I think this contemplative state is also brought on because my work world is changing. And not just my day-to-day world but that greater world of Virginia librarians. Where once I was one of the young things or one of the insignificant things at these gatherings - now I am one of the old guys and there are so few of us left that I hardly know anybody at the workshops and conventions. I haven't even anyone to room with and will sleep in luxurious splendor, alone in my hotel room this fall.
And this is not a bad thing - there is something rather delightful about having a hotel room all to myself. But there is no denying it is a different thing - a change - and it requires some thought and examination to decide where to put it in the grander scheme of the Life-0-TheQueen.
Ah well. I did not mean to wax melancholy with this talk of time's inexorable march into CHANGE. I'm not melancholy. Just thought-filled. It must be because I am going to a funeral today and bidding farewell to a particularly sweet Hoskins cousin - a married-here like myself - husband to perhaps the most beautiful, on both the inside and the outside, woman. Her kindness and sweetness and grace and beauty amazes me. I wonder if she ever looked in a mirror and asked that reflection who she thought she was. Ah well. Today is not the day to ask her - but there may come a time when it is.

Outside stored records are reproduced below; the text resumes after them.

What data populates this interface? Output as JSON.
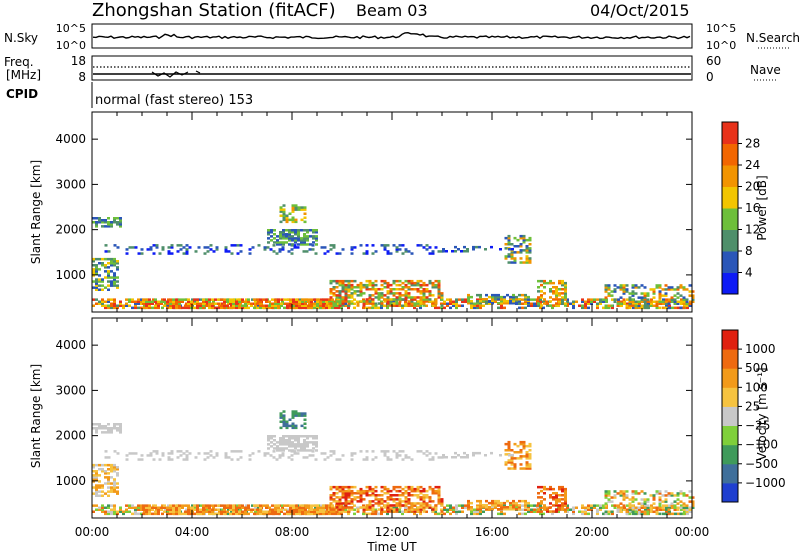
{
  "header": {
    "station": "Zhongshan Station (fitACF)",
    "beam": "Beam 03",
    "date": "04/Oct/2015"
  },
  "noise_panel": {
    "left_label": "N.Sky",
    "left_ticks": [
      "10^5",
      "10^0"
    ],
    "right_ticks": [
      "10^5",
      "10^0"
    ],
    "right_label": "N.Search"
  },
  "freq_panel": {
    "left_label_1": "Freq.",
    "left_label_2": "[MHz]",
    "left_ticks": [
      "18",
      "8"
    ],
    "right_ticks": [
      "60",
      "0"
    ],
    "right_label": "Nave"
  },
  "cpid_panel": {
    "label": "CPID",
    "text": "normal (fast stereo) 153"
  },
  "chart_data": [
    {
      "type": "heatmap",
      "quantity": "Power",
      "ylabel": "Slant Range [km]",
      "yticks": [
        "1000",
        "2000",
        "3000",
        "4000"
      ],
      "ylim": [
        180,
        4600
      ],
      "xlim": [
        0,
        24
      ],
      "xticks": [
        "00:00",
        "04:00",
        "08:00",
        "12:00",
        "16:00",
        "20:00",
        "00:00"
      ],
      "colorbar": {
        "label": "Power [dB]",
        "ticks": [
          "4",
          "8",
          "12",
          "16",
          "20",
          "24",
          "28"
        ],
        "colors": [
          "#0d1bf5",
          "#2a56b8",
          "#4f8f6b",
          "#6dbf3a",
          "#f2c500",
          "#f29400",
          "#f26600",
          "#e8321a"
        ]
      }
    },
    {
      "type": "heatmap",
      "quantity": "Velocity",
      "ylabel": "Slant Range [km]",
      "yticks": [
        "1000",
        "2000",
        "3000",
        "4000"
      ],
      "ylim": [
        180,
        4600
      ],
      "xlim": [
        0,
        24
      ],
      "xticks": [
        "00:00",
        "04:00",
        "08:00",
        "12:00",
        "16:00",
        "20:00",
        "00:00"
      ],
      "xlabel": "Time UT",
      "colorbar": {
        "label": "Velocity [m s⁻¹]",
        "ticks": [
          "1000",
          "500",
          "100",
          "25",
          "−25",
          "−100",
          "−500",
          "−1000"
        ],
        "colors": [
          "#1f3fd0",
          "#3f6f9a",
          "#3f9a5a",
          "#7fcf3a",
          "#c8c8c8",
          "#f6c340",
          "#f29a1a",
          "#ee6a10",
          "#e02010"
        ]
      }
    }
  ]
}
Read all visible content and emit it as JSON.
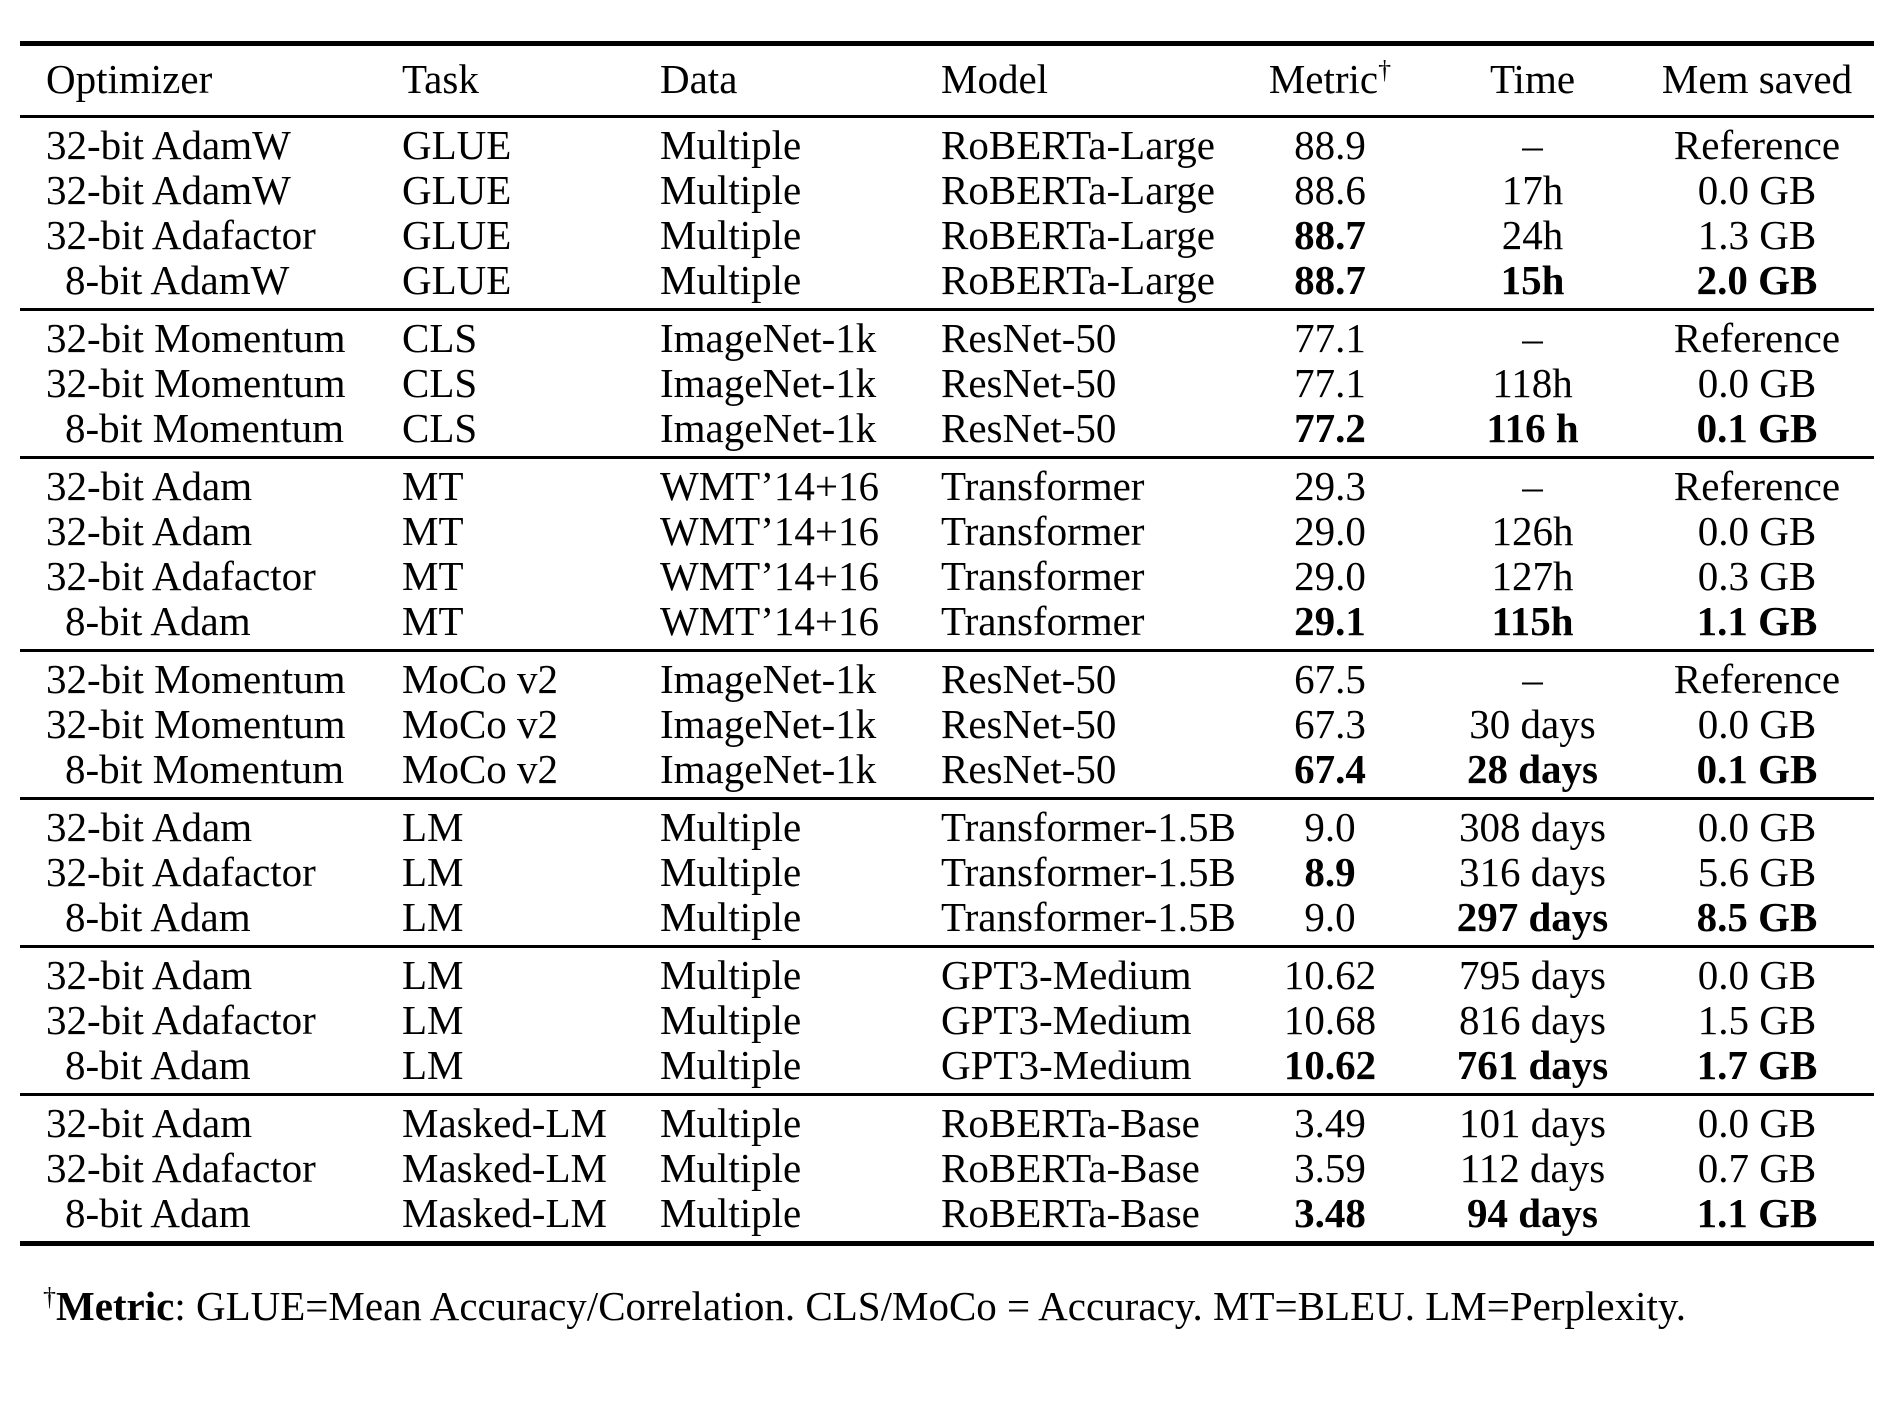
{
  "table": {
    "headers": {
      "optimizer": "Optimizer",
      "task": "Task",
      "data": "Data",
      "model": "Model",
      "metric": "Metric",
      "metric_dagger": "†",
      "time": "Time",
      "mem": "Mem saved"
    },
    "sections": [
      {
        "rows": [
          {
            "optimizer": "32-bit AdamW",
            "task": "GLUE",
            "data": "Multiple",
            "model": "RoBERTa-Large",
            "metric": "88.9",
            "time": "–",
            "mem": "Reference",
            "bold": []
          },
          {
            "optimizer": "32-bit AdamW",
            "task": "GLUE",
            "data": "Multiple",
            "model": "RoBERTa-Large",
            "metric": "88.6",
            "time": "17h",
            "mem": "0.0 GB",
            "bold": []
          },
          {
            "optimizer": "32-bit Adafactor",
            "task": "GLUE",
            "data": "Multiple",
            "model": "RoBERTa-Large",
            "metric": "88.7",
            "time": "24h",
            "mem": "1.3 GB",
            "bold": [
              "metric"
            ]
          },
          {
            "optimizer": "8-bit AdamW",
            "task": "GLUE",
            "data": "Multiple",
            "model": "RoBERTa-Large",
            "metric": "88.7",
            "time": "15h",
            "mem": "2.0 GB",
            "bold": [
              "metric",
              "time",
              "mem"
            ]
          }
        ]
      },
      {
        "rows": [
          {
            "optimizer": "32-bit Momentum",
            "task": "CLS",
            "data": "ImageNet-1k",
            "model": "ResNet-50",
            "metric": "77.1",
            "time": "–",
            "mem": "Reference",
            "bold": []
          },
          {
            "optimizer": "32-bit Momentum",
            "task": "CLS",
            "data": "ImageNet-1k",
            "model": "ResNet-50",
            "metric": "77.1",
            "time": "118h",
            "mem": "0.0 GB",
            "bold": []
          },
          {
            "optimizer": "8-bit Momentum",
            "task": "CLS",
            "data": "ImageNet-1k",
            "model": "ResNet-50",
            "metric": "77.2",
            "time": "116 h",
            "mem": "0.1 GB",
            "bold": [
              "metric",
              "time",
              "mem"
            ]
          }
        ]
      },
      {
        "rows": [
          {
            "optimizer": "32-bit Adam",
            "task": "MT",
            "data": "WMT’14+16",
            "model": "Transformer",
            "metric": "29.3",
            "time": "–",
            "mem": "Reference",
            "bold": []
          },
          {
            "optimizer": "32-bit Adam",
            "task": "MT",
            "data": "WMT’14+16",
            "model": "Transformer",
            "metric": "29.0",
            "time": "126h",
            "mem": "0.0 GB",
            "bold": []
          },
          {
            "optimizer": "32-bit Adafactor",
            "task": "MT",
            "data": "WMT’14+16",
            "model": "Transformer",
            "metric": "29.0",
            "time": "127h",
            "mem": "0.3 GB",
            "bold": []
          },
          {
            "optimizer": "8-bit Adam",
            "task": "MT",
            "data": "WMT’14+16",
            "model": "Transformer",
            "metric": "29.1",
            "time": "115h",
            "mem": "1.1 GB",
            "bold": [
              "metric",
              "time",
              "mem"
            ]
          }
        ]
      },
      {
        "rows": [
          {
            "optimizer": "32-bit Momentum",
            "task": "MoCo v2",
            "data": "ImageNet-1k",
            "model": "ResNet-50",
            "metric": "67.5",
            "time": "–",
            "mem": "Reference",
            "bold": []
          },
          {
            "optimizer": "32-bit Momentum",
            "task": "MoCo v2",
            "data": "ImageNet-1k",
            "model": "ResNet-50",
            "metric": "67.3",
            "time": "30 days",
            "mem": "0.0 GB",
            "bold": []
          },
          {
            "optimizer": "8-bit Momentum",
            "task": "MoCo v2",
            "data": "ImageNet-1k",
            "model": "ResNet-50",
            "metric": "67.4",
            "time": "28 days",
            "mem": "0.1 GB",
            "bold": [
              "metric",
              "time",
              "mem"
            ]
          }
        ]
      },
      {
        "rows": [
          {
            "optimizer": "32-bit Adam",
            "task": "LM",
            "data": "Multiple",
            "model": "Transformer-1.5B",
            "metric": "9.0",
            "time": "308 days",
            "mem": "0.0 GB",
            "bold": []
          },
          {
            "optimizer": "32-bit Adafactor",
            "task": "LM",
            "data": "Multiple",
            "model": "Transformer-1.5B",
            "metric": "8.9",
            "time": "316 days",
            "mem": "5.6 GB",
            "bold": [
              "metric"
            ]
          },
          {
            "optimizer": "8-bit Adam",
            "task": "LM",
            "data": "Multiple",
            "model": "Transformer-1.5B",
            "metric": "9.0",
            "time": "297 days",
            "mem": "8.5 GB",
            "bold": [
              "time",
              "mem"
            ]
          }
        ]
      },
      {
        "rows": [
          {
            "optimizer": "32-bit Adam",
            "task": "LM",
            "data": "Multiple",
            "model": "GPT3-Medium",
            "metric": "10.62",
            "time": "795 days",
            "mem": "0.0 GB",
            "bold": []
          },
          {
            "optimizer": "32-bit Adafactor",
            "task": "LM",
            "data": "Multiple",
            "model": "GPT3-Medium",
            "metric": "10.68",
            "time": "816 days",
            "mem": "1.5 GB",
            "bold": []
          },
          {
            "optimizer": "8-bit Adam",
            "task": "LM",
            "data": "Multiple",
            "model": "GPT3-Medium",
            "metric": "10.62",
            "time": "761 days",
            "mem": "1.7 GB",
            "bold": [
              "metric",
              "time",
              "mem"
            ]
          }
        ]
      },
      {
        "rows": [
          {
            "optimizer": "32-bit Adam",
            "task": "Masked-LM",
            "data": "Multiple",
            "model": "RoBERTa-Base",
            "metric": "3.49",
            "time": "101 days",
            "mem": "0.0 GB",
            "bold": []
          },
          {
            "optimizer": "32-bit Adafactor",
            "task": "Masked-LM",
            "data": "Multiple",
            "model": "RoBERTa-Base",
            "metric": "3.59",
            "time": "112 days",
            "mem": "0.7 GB",
            "bold": []
          },
          {
            "optimizer": "8-bit Adam",
            "task": "Masked-LM",
            "data": "Multiple",
            "model": "RoBERTa-Base",
            "metric": "3.48",
            "time": "94 days",
            "mem": "1.1 GB",
            "bold": [
              "metric",
              "time",
              "mem"
            ]
          }
        ]
      }
    ]
  },
  "footnote": {
    "dagger": "†",
    "label": "Metric",
    "text": ": GLUE=Mean Accuracy/Correlation. CLS/MoCo = Accuracy. MT=BLEU. LM=Perplexity."
  }
}
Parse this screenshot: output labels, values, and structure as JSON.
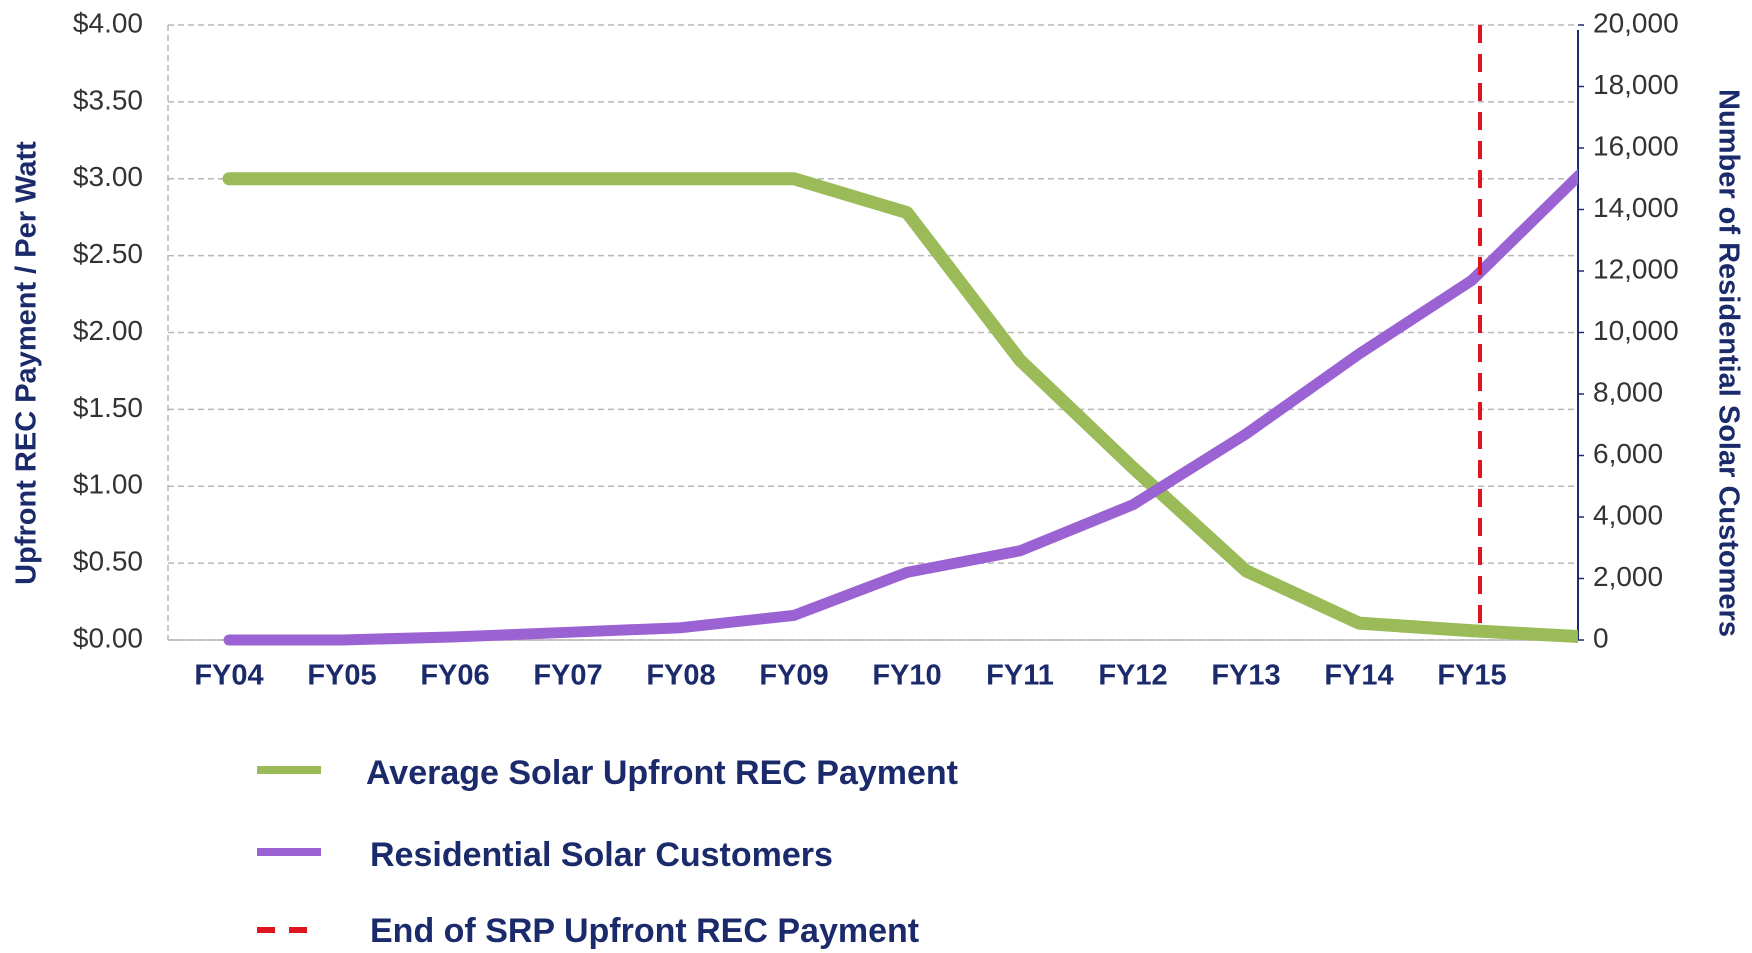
{
  "chart_data": {
    "type": "line",
    "y_label": "Upfront REC Payment / Per Watt",
    "y2_label": "Number of Residential Solar Customers",
    "categories": [
      "FY04",
      "FY05",
      "FY06",
      "FY07",
      "FY08",
      "FY09",
      "FY10",
      "FY11",
      "FY12",
      "FY13",
      "FY14",
      "FY15",
      null
    ],
    "series": [
      {
        "name": "Average Solar Upfront REC Payment",
        "color": "#9bbb59",
        "axis": "y",
        "values": [
          3.0,
          3.0,
          3.0,
          3.0,
          3.0,
          3.0,
          2.78,
          1.82,
          1.12,
          0.45,
          0.11,
          0.06,
          0.02
        ]
      },
      {
        "name": "Residential Solar Customers",
        "color": "#9b62d3",
        "axis": "y2",
        "values": [
          0,
          0,
          100,
          250,
          400,
          800,
          2200,
          2900,
          4400,
          6700,
          9300,
          11700,
          15300
        ]
      }
    ],
    "reference_line": {
      "name": "End of SRP Upfront REC Payment",
      "color": "#e0141e",
      "at": "FY15"
    },
    "ylim": [
      0,
      4
    ],
    "yticks": [
      {
        "value": 0,
        "label": "$0.00"
      },
      {
        "value": 0.5,
        "label": "$0.50"
      },
      {
        "value": 1,
        "label": "$1.00"
      },
      {
        "value": 1.5,
        "label": "$1.50"
      },
      {
        "value": 2,
        "label": "$2.00"
      },
      {
        "value": 2.5,
        "label": "$2.50"
      },
      {
        "value": 3,
        "label": "$3.00"
      },
      {
        "value": 3.5,
        "label": "$3.50"
      },
      {
        "value": 4,
        "label": "$4.00"
      }
    ],
    "y2lim": [
      0,
      20000
    ],
    "y2ticks": [
      0,
      {
        "value": 2000,
        "label": "2,000"
      },
      {
        "value": 4000,
        "label": "4,000"
      },
      {
        "value": 6000,
        "label": "6,000"
      },
      {
        "value": 8000,
        "label": "8,000"
      },
      {
        "value": 10000,
        "label": "10,000"
      },
      {
        "value": 12000,
        "label": "12,000"
      },
      {
        "value": 14000,
        "label": "14,000"
      },
      {
        "value": 16000,
        "label": "16,000"
      },
      {
        "value": 18000,
        "label": "18,000"
      },
      {
        "value": 20000,
        "label": "20,000"
      }
    ],
    "grid": true
  }
}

I shall attempt to drag this blog post back to something less somber by leaving you with a hint of Things to Come. Tomorrow there will be pictures of a SURPRISE. And to close up the birthday thoughts - I did come up with a list of gifts for BD to give me - and they are all art gifts - to help me on my quest to become a good drawer. I am not quiet yet ready to confess that what I want to be is an artist - but I don't mind admitting - I want to be able to draw - and to draw well.